Imagenes biomédicas
Multiple knee ligament tear: Magnetic Resonance imaging diagnosis
Ruptura de múltiplos ligamentos do joelho: Diagnóstico pela ressonância magnética
Rotura múltiple de ligamentos de la rodilla: Diagnóstico por resonancia magnética
1Universidade de Ribeirão Preto, Campus Guarujá, Guarujá (SP). Brasil. Correo eletrónico: pedro.segatt@gmail.com
2Fleury Medicina e Saúde. São Paulo (SP), Brasil. Correo eletrônico: jlmap1976@gmail.com
3Hospital Samaritano. São Paulo (SP), Brasil. Correo eletrónico: h.shimidu@gmail.com
4Universidade de Ribeirão Preto, Campus Guarujá, Guarujá (SP), Brasil. Diagnósticos da América S.A. - DASA, São Paulo (SP), Brasil. Correo eletrónico: marcioluisduarte@gmail.com
Abstract
The rupture of the anterior cruciate ligament is common during physical activities; however, when associated with a multiple ligament injury, it represents an uncommon condition. The diagnosis of this injury is commonly delayed or missed. Consequently, the incidence of this injury may in fact be higher than reported. We present a case of a 27-year-old man with complete tear of the anterior cruciate ligament and of the medial collateral ligament and partial tear of the posterior cruciate, lateral collateral and patellar ligaments treated surgically.

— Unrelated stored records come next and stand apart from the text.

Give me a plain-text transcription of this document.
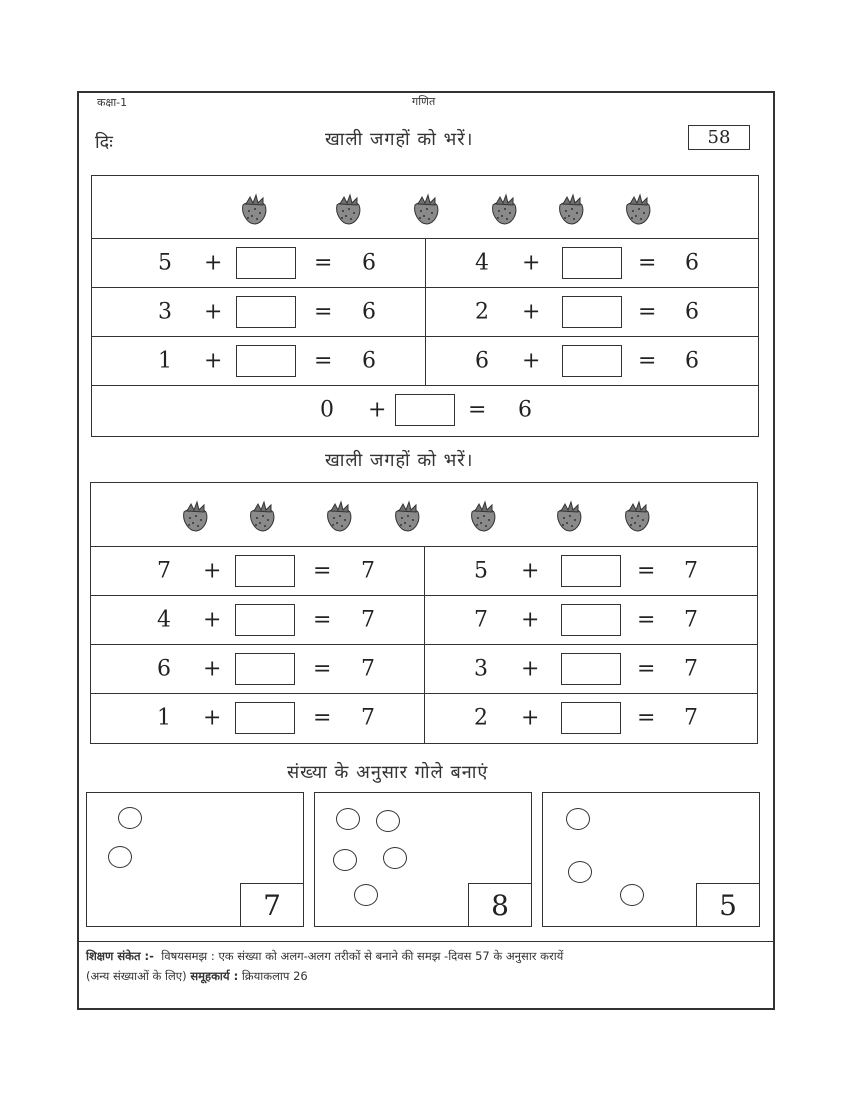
कक्षा-1	गणित
दिः	खाली जगहों को भरें।	58
5 +	= 6	4 +	= 6
3 +	= 6	2 +	= 6
1 +	= 6	6 +	= 6
0 +	= 6
खाली जगहों को भरें।
7 +	= 7	5 +	= 7
4 +	= 7	7 +	= 7
6 +	= 7	3 +	= 7
1 +	= 7	2 +	= 7
संख्या के अनुसार गोले बनाएं
7	8	5
शिक्षण संकेत :- विषयसमझ : एक संख्या को अलग-अलग तरीकों से बनाने की समझ -दिवस 57 के अनुसार करायें
(अन्य संख्याओं के लिए) समूहकार्य : क्रियाकलाप 26
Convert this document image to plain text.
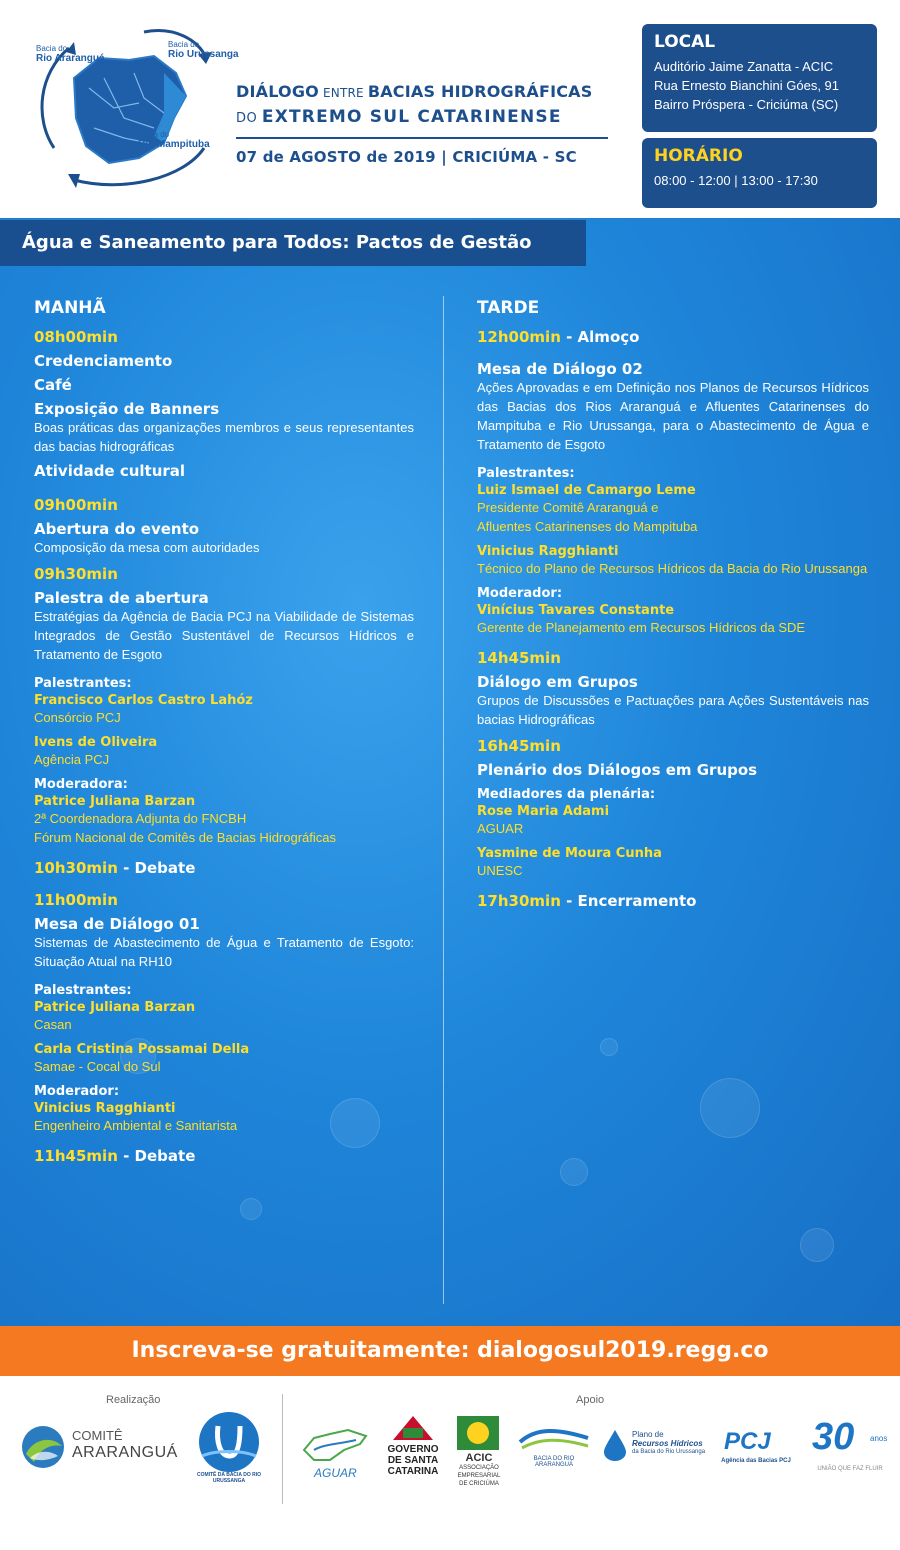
Bacia do
Rio Araranguá
Bacia do
Rio Urussanga
Bacia do
Rio Mampituba
DIÁLOGO ENTRE BACIAS HIDROGRÁFICAS
DO EXTREMO SUL CATARINENSE
07 de AGOSTO de 2019 | CRICIÚMA - SC
LOCAL

Auditório Jaime Zanatta - ACIC

Rua Ernesto Bianchini Góes, 91

Bairro Próspera - Criciúma (SC)

HORÁRIO

08:00 - 12:00 | 13:00 - 17:30

Água e Saneamento para Todos: Pactos de Gestão
MANHÃ
08h00min
Credenciamento
Café
Exposição de Banners
Boas práticas das organizações membros e seus representantes das bacias hidrográficas
Atividade cultural
09h00min
Abertura do evento
Composição da mesa com autoridades
09h30min
Palestra de abertura
Estratégias da Agência de Bacia PCJ na Viabilidade de Sistemas Integrados de Gestão Sustentável de Recursos Hídricos e Tratamento de Esgoto
Palestrantes:
Francisco Carlos Castro Lahóz
Consórcio PCJ
Ivens de Oliveira
Agência PCJ
Moderadora:
Patrice Juliana Barzan
2ª Coordenadora Adjunta do FNCBH
Fórum Nacional de Comitês de Bacias Hidrográficas
10h30min - Debate
11h00min
Mesa de Diálogo 01
Sistemas de Abastecimento de Água e Tratamento de Esgoto: Situação Atual na RH10
Palestrantes:
Patrice Juliana Barzan
Casan
Carla Cristina Possamai Della
Samae - Cocal do Sul
Moderador:
Vinicius Ragghianti
Engenheiro Ambiental e Sanitarista
11h45min - Debate
TARDE
12h00min - Almoço
Mesa de Diálogo 02
Ações Aprovadas e em Definição nos Planos de Recursos Hídricos das Bacias dos Rios Araranguá e Afluentes Catarinenses do Mampituba e Rio Urussanga, para o Abastecimento de Água e Tratamento de Esgoto
Palestrantes:
Luiz Ismael de Camargo Leme
Presidente Comitê Araranguá e
Afluentes Catarinenses do Mampituba
Vinicius Ragghianti
Técnico do Plano de Recursos Hídricos da Bacia do Rio Urussanga
Moderador:
Vinícius Tavares Constante
Gerente de Planejamento em Recursos Hídricos da SDE
14h45min
Diálogo em Grupos
Grupos de Discussões e Pactuações para Ações Sustentáveis nas bacias Hidrográficas
16h45min
Plenário dos Diálogos em Grupos
Mediadores da plenária:
Rose Maria Adami
AGUAR
Yasmine de Moura Cunha
UNESC
17h30min - Encerramento
Inscreva-se gratuitamente: dialogosul2019.regg.co
Realização	Apoio
COMITÊ
ARARANGUÁ
COMITÊ DA BACIA DO RIO URUSSANGA
AGUAR
GOVERNO
DE SANTA
CATARINA
ACIC
ASSOCIAÇÃO
EMPRESARIAL
DE CRICIÚMA
BACIA DO RIO ARARANGUÁ
Plano de
Recursos Hídricos
da Bacia do Rio Urussanga PCJ
Agência das Bacias PCJ
30 anos
UNIÃO QUE FAZ FLUIR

Keywords: Anterior cruciate ligament; Medial collateral ligament; Patellar ligament; Posterior cruciate ligament; Magnetic Resonance Imaging
Resumo
A ruptura do ligamento cruzado anterior é comum durante atividades físicas; entretanto, quando associada a lesão ligamentar múltipla, representa uma condição incomum. O diagnóstico desta lesão é comumente tardio ou esquecido. Consequentemente, a incidência desta lesão pode de facto ser superior à relatada. Apresentamos o caso de um homem de 27 anos com ruptura completa do ligamento cruzado anterior e do ligamento colateral medial e ruptura parcial dos ligamentos cruzado posterior, colateral lateral e patelar tratados cirurgicamente.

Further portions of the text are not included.